J’ai vu à la Caridad d’incomparables peintures : ce sont deux grandes toiles de Murillo, la Multiplication des pains et Moïse frappant le rocher ; puis, une autre d’un réalisme effrayant par Valdès, représentant un cadavre rongé par les vers dans son tombeau. Comme a dit quelqu’un, il faut se boucher le nez quand on regarde ce tableau.

Le plus beau monument de Séville, après la cathédrale, est le palais des anciens rois maures, que les rois chrétiens ont subséquemment habité, agrandi, et restauré.

L’Alcazar est un palais admirable, dans le même style que l’Alhambra de Grenade, mais avec des proportions moins délicates, moins aériennes. Sans doute, la Cour des Damoiselles, celle des Poupées, la Salle des Ambassadeurs sont encore des merveilles de dessin, de couleurs, d’ornements. Comme à l’Alhambra, le travail est emblématique, orné de textes et d’arabesques, de manière à composer tout un poème. Mais tout cela n’a pas l’élégance idéale et le fini de l’Alhambra. Il est d’ailleurs trop restauré, et ses couleurs trop vives encore ressemblent au fard sur une jolie figure.

Cependant cela n’empêche pas les touristes de se pâmer d’enthousiasme en parcourant ses galeries, ses patios, ses promenoirs à colonnes, et ses salles si richement ornées.
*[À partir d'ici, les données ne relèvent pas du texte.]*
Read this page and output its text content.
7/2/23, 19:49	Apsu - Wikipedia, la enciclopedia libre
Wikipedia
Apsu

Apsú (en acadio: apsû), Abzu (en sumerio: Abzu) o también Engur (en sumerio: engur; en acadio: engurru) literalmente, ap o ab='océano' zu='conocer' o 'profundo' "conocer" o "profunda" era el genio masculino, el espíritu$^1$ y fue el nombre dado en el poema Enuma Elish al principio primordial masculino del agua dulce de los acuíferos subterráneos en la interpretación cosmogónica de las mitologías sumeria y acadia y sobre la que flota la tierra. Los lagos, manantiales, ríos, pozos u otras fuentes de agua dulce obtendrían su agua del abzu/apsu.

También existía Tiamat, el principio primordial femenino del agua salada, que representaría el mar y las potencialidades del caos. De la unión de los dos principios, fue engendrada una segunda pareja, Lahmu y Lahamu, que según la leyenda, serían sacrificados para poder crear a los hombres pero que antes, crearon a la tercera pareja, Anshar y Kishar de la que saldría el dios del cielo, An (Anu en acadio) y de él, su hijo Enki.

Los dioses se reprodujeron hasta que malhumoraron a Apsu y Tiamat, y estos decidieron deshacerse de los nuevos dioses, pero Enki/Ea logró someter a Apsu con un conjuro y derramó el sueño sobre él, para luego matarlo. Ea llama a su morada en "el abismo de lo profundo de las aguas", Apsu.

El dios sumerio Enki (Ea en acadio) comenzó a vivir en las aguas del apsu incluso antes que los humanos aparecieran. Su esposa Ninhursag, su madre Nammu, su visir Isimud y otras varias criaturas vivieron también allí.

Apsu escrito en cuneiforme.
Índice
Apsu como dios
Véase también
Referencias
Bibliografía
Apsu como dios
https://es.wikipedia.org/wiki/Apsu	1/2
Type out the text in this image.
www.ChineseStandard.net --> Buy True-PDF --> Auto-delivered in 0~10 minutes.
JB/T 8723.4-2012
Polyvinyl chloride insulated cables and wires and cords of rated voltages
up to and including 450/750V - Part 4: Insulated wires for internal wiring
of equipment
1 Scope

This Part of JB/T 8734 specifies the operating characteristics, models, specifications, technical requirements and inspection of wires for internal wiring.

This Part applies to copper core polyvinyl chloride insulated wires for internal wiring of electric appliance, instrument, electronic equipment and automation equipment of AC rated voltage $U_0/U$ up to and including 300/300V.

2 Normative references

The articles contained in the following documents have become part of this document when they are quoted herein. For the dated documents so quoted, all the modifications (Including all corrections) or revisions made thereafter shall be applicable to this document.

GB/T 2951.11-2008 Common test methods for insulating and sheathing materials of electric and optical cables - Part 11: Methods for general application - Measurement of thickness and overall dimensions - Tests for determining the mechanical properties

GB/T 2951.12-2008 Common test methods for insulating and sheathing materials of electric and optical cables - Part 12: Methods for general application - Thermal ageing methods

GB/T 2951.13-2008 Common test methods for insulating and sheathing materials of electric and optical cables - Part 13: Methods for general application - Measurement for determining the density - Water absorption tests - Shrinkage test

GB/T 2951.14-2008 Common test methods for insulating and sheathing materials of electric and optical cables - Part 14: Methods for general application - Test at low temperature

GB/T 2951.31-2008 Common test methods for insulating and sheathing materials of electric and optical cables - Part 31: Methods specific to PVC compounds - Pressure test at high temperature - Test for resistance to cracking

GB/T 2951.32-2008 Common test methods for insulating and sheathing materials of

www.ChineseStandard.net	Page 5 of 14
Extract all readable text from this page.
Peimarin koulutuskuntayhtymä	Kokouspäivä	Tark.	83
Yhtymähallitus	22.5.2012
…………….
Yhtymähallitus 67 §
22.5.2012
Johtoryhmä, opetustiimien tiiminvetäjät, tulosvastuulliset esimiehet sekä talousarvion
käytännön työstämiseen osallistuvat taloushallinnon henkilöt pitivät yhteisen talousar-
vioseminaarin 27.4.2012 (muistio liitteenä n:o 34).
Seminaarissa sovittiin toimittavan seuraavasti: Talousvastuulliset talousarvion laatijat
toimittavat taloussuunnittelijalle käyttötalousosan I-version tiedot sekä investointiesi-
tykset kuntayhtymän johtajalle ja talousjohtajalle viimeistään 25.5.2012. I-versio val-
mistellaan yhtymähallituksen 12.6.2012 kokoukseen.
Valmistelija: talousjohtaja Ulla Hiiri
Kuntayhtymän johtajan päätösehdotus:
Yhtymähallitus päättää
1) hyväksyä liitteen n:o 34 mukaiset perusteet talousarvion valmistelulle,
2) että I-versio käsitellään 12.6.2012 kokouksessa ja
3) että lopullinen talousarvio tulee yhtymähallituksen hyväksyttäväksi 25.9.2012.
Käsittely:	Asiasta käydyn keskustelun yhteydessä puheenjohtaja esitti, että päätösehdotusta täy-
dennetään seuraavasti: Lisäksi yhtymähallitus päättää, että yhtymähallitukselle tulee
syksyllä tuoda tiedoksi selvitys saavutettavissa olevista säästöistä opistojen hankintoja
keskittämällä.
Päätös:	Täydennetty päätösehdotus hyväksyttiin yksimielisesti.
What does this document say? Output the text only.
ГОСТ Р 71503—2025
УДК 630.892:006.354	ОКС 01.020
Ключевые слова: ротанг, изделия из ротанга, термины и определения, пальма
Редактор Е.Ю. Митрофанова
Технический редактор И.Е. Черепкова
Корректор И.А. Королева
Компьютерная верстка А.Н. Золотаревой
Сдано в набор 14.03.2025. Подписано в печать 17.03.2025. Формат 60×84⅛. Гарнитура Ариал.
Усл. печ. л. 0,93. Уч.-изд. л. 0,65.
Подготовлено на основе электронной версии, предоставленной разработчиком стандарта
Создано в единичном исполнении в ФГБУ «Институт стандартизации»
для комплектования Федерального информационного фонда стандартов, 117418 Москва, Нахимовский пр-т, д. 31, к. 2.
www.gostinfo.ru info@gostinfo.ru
« Cette architecture délicate et légère, dit Victor Fournel, ces petits arceaux capricieux, ces colonnettes qui ressemblent à des bras de femme, ces voûtes couvertes d’ornements qui pendent en stalactites fragiles, en grappes peintes et coloriées comme des parterres fleuris, ces charmantes petites fenêtres cintrées qui, entre les colonnes de marbre, laissent entrevoir le ciel toujours bleu et la verdure des jardins, inspirent à l’ardent voyageur les rêves les plus fantastiques et les idées les plus orientales. »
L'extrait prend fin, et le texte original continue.